Der Einsatz sowie vor allem die Konsequenzen des Einsatzes von Künstlicher Intelligenz sorgen in der Film- und Fernsehbranche für immer mehr Besorgnis, allen voran natürlich unter denen, deren Jobs unmittelbar davon betroffen sind: den Synchronsprechern. Um ein Zeichen zu setzen und auf die Gefahren von KI hinzuweisen, hat heute der Verband Deutscher Sprecher:innen e.V. (VDS) ein Video mit der Botschaft "Schützen wir die künstlerische, nicht die künstliche Intelligenz" veröffentlicht.

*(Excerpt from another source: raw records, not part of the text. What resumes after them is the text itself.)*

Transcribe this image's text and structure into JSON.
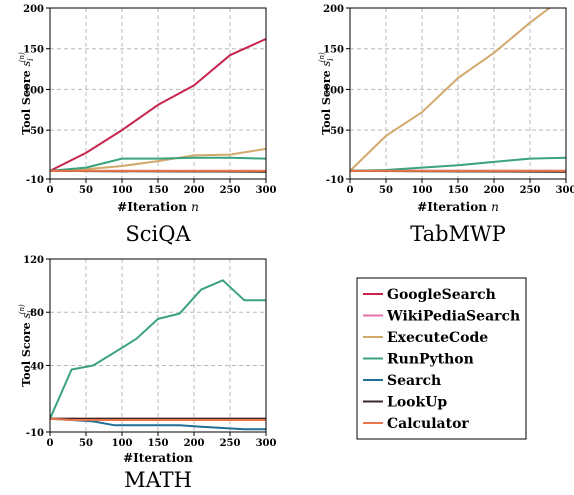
{
  "chart_data": [
    {
      "type": "line",
      "title": "SciQA",
      "xlabel": "#Iteration n",
      "ylabel": "Tool Score s_i^(n)",
      "xlim": [
        0,
        300
      ],
      "ylim": [
        -10,
        200
      ],
      "xticks": [
        0,
        50,
        100,
        150,
        200,
        250,
        300
      ],
      "yticks": [
        -10,
        50,
        100,
        150,
        200
      ],
      "grid": true,
      "series": [
        {
          "name": "GoogleSearch",
          "x": [
            0,
            50,
            100,
            150,
            200,
            250,
            300
          ],
          "y": [
            0,
            22,
            50,
            81,
            105,
            142,
            162
          ]
        },
        {
          "name": "WikiPediaSearch",
          "x": [
            0,
            300
          ],
          "y": [
            0,
            0
          ]
        },
        {
          "name": "ExecuteCode",
          "x": [
            0,
            50,
            100,
            150,
            200,
            250,
            300
          ],
          "y": [
            0,
            2,
            6,
            12,
            19,
            20,
            27
          ]
        },
        {
          "name": "RunPython",
          "x": [
            0,
            50,
            100,
            150,
            200,
            250,
            300
          ],
          "y": [
            0,
            4,
            15,
            15,
            16,
            16,
            15
          ]
        },
        {
          "name": "Search",
          "x": [
            0,
            300
          ],
          "y": [
            0,
            -1
          ]
        },
        {
          "name": "LookUp",
          "x": [
            0,
            300
          ],
          "y": [
            0,
            -1
          ]
        },
        {
          "name": "Calculator",
          "x": [
            0,
            300
          ],
          "y": [
            0,
            0
          ]
        }
      ]
    },
    {
      "type": "line",
      "title": "TabMWP",
      "xlabel": "#Iteration n",
      "ylabel": "Tool Score s_i^(n)",
      "xlim": [
        0,
        300
      ],
      "ylim": [
        -10,
        200
      ],
      "xticks": [
        0,
        50,
        100,
        150,
        200,
        250,
        300
      ],
      "yticks": [
        -10,
        50,
        100,
        150,
        200
      ],
      "grid": true,
      "series": [
        {
          "name": "GoogleSearch",
          "x": [
            0,
            300
          ],
          "y": [
            0,
            0
          ]
        },
        {
          "name": "WikiPediaSearch",
          "x": [
            0,
            300
          ],
          "y": [
            0,
            0
          ]
        },
        {
          "name": "ExecuteCode",
          "x": [
            0,
            50,
            100,
            150,
            200,
            250,
            280
          ],
          "y": [
            0,
            43,
            72,
            114,
            145,
            182,
            202
          ]
        },
        {
          "name": "RunPython",
          "x": [
            0,
            50,
            100,
            150,
            200,
            250,
            300
          ],
          "y": [
            0,
            1,
            4,
            7,
            11,
            15,
            16
          ]
        },
        {
          "name": "Search",
          "x": [
            0,
            300
          ],
          "y": [
            0,
            -1
          ]
        },
        {
          "name": "LookUp",
          "x": [
            0,
            300
          ],
          "y": [
            0,
            -1
          ]
        },
        {
          "name": "Calculator",
          "x": [
            0,
            300
          ],
          "y": [
            0,
            0
          ]
        }
      ]
    },
    {
      "type": "line",
      "title": "MATH",
      "xlabel": "#Iteration",
      "ylabel": "Tool Score s_i^(n)",
      "xlim": [
        0,
        300
      ],
      "ylim": [
        -10,
        120
      ],
      "xticks": [
        0,
        50,
        100,
        150,
        200,
        250,
        300
      ],
      "yticks": [
        -10,
        40,
        80,
        120
      ],
      "grid": true,
      "series": [
        {
          "name": "GoogleSearch",
          "x": [
            0,
            300
          ],
          "y": [
            0,
            0
          ]
        },
        {
          "name": "WikiPediaSearch",
          "x": [
            0,
            300
          ],
          "y": [
            0,
            0
          ]
        },
        {
          "name": "ExecuteCode",
          "x": [
            0,
            300
          ],
          "y": [
            0,
            0
          ]
        },
        {
          "name": "RunPython",
          "x": [
            0,
            30,
            60,
            90,
            120,
            150,
            180,
            210,
            240,
            270,
            300
          ],
          "y": [
            0,
            37,
            40,
            50,
            60,
            75,
            79,
            97,
            104,
            89,
            89
          ]
        },
        {
          "name": "Search",
          "x": [
            0,
            30,
            60,
            90,
            120,
            150,
            180,
            210,
            240,
            270,
            300
          ],
          "y": [
            0,
            -1,
            -2,
            -5,
            -5,
            -5,
            -5,
            -6,
            -7,
            -8,
            -8
          ]
        },
        {
          "name": "LookUp",
          "x": [
            0,
            300
          ],
          "y": [
            0,
            0
          ]
        },
        {
          "name": "Calculator",
          "x": [
            0,
            30,
            60,
            300
          ],
          "y": [
            0,
            -1,
            -1,
            -1
          ]
        }
      ]
    }
  ],
  "legend": {
    "placement": "bottom-right",
    "entries": [
      {
        "label": "GoogleSearch",
        "color": "#c7254e"
      },
      {
        "label": "WikiPediaSearch",
        "color": "#e96fa6"
      },
      {
        "label": "ExecuteCode",
        "color": "#d2a86d"
      },
      {
        "label": "RunPython",
        "color": "#3aa27c"
      },
      {
        "label": "Search",
        "color": "#1f6f96"
      },
      {
        "label": "LookUp",
        "color": "#3a2a2a"
      },
      {
        "label": "Calculator",
        "color": "#e8764a"
      }
    ]
  }
}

Mit dem Aufruf möchte der VDS das Bewusstsein der Zuschauer und der zuständigen Institutionen für die Risiken schärfen, die durch den Einsatz von Künstlicher Intelligenz in den Bereichen Film, Fernsehen und anderen audiovisuellen Medien verbunden sind. Insbesondere soll auf die Gefahren aufmerksam gemacht werden, wenn menschliche Stimmen durch KI-generierte Stimmen ersetzt werden, denen es an Empathie, emotionaler Tiefe und kulturellem Kontext fehlt.
Der VDS informiert darüber, dass sich immer mehr Sprecher gegen die unkontrollierte und illegale Nutzung ihrer Stimmen wehren und sich für den Erhalt der Qualität von menschengemachten Kunstwerken einsetzen. Gleichzeitig will der Verband auch die Konsumenten dazu ermutigen, den Kampf um eine größere Aufmerksamkeit von Seiten der Regierung, der zuständigen Institutionen und der Europäischen Union zu unterstützen. Eine ganz konkrete Forderung betrifft die Synchronarbeit und Übertragung fremdsprachiger Werke ins Deutsche: Es müssen laut VDS Maßnahmen ergriffen werden, um einen Beruf zu schützen, der fremdsprachige Figuren und Geschichten zum Leben erweckt und die Werke für alle barrierefrei erlebbar macht. Aus diesem Grund beteiligen sich zahlreiche bekannte Stimmen an der Videobotschaft des VDS, in der sie "Nein" zu einer Welt sagen, in der künstlerischer Ausdruck von einer gefühllosen Maschine ersetzt und in den Schatten gestellt werden soll.
In dem Video erklären die beteiligten Sprecher: Wir alle sollen bald eine Computerstimme bekommen. Und dann müsst ihr euch Filme ansehen mit künstlichen Stimmen von Robotern. Und diese Roboter wurden mit unseren Stimmen trainiert, ohne unsere Zustimmung, auf illegale Weise. Und weiter. Eine Welt, in der der künstlerische Ausdruck durch eine gefühllose Maschine ersetzt wird, wollen wir nicht. Die Sprecher fordern die zuständigen Institutionen dazu auf, sie und jegliche Kunstform zu schützen, und bitten auch die Zuschauer um Unterstützung. Lasst euch nicht nehmen, was ihr liebt: Fesselnde Filme mit Stimmen von echten Menschen mit echten Gefühlen.
Schon vor einigen Tagen ging auf dem sozialen Netzwerk TikTok ein anderes Video viral, in dem sich Sprecher Sven Plate zusammen mit einigen weiteren Kollegen gegen jeglichen Einsatz von KI im Synchrongeschäft starkmacht:
Schauspielerin Collien Ulmen-Fernandes erläuterte vor einigen Wochen im TV Wunschliste-Interview: Die KI kann beides sein, Werkzeug und Waffe. Aber genau deswegen, weil sie eben auch Waffe sein kann, ist es so wichtig, dass wir unsere Waffengesetze verschärfen. Wir müssen jetzt die Rahmenbedingungen festlegen, wie wir als Menschen mit der KI kooperieren wollen. Das ist der entscheidende Punkt. (zum kompletten Interview)
Der Widerstand gegen den Einsatz von KI in der Film- und Fernsehindustrie nimmt immer mehr Fahrt auf. Vor einigen Wochen sorgte MagentaTV für Aufruhr, als dort die Serie "Murderesses" veröffentlicht wurde, deren deutsche Synchronfassung mit Künstlicher Intelligenz erstellt wurde. Die Kritik an dem mangelhaften Ergebnis sorgte dafür, dass MagentaTV die Serie daraufhin offline nahm (TV Wunschliste berichtete). Nichtsdestotrotz kündigte Prime Video jüngst ein Pilotprogramm zur KI-Synchronisation lizenzierter Filme und Serien an, mit deren Hilfe Produktionen synchronisiert werden sollen, für die in manchen Ländern und Regionen bisher keine Synchronfassung verfügbar ist und eine professionelle Synchronisation als zu teuer betrachtet wird.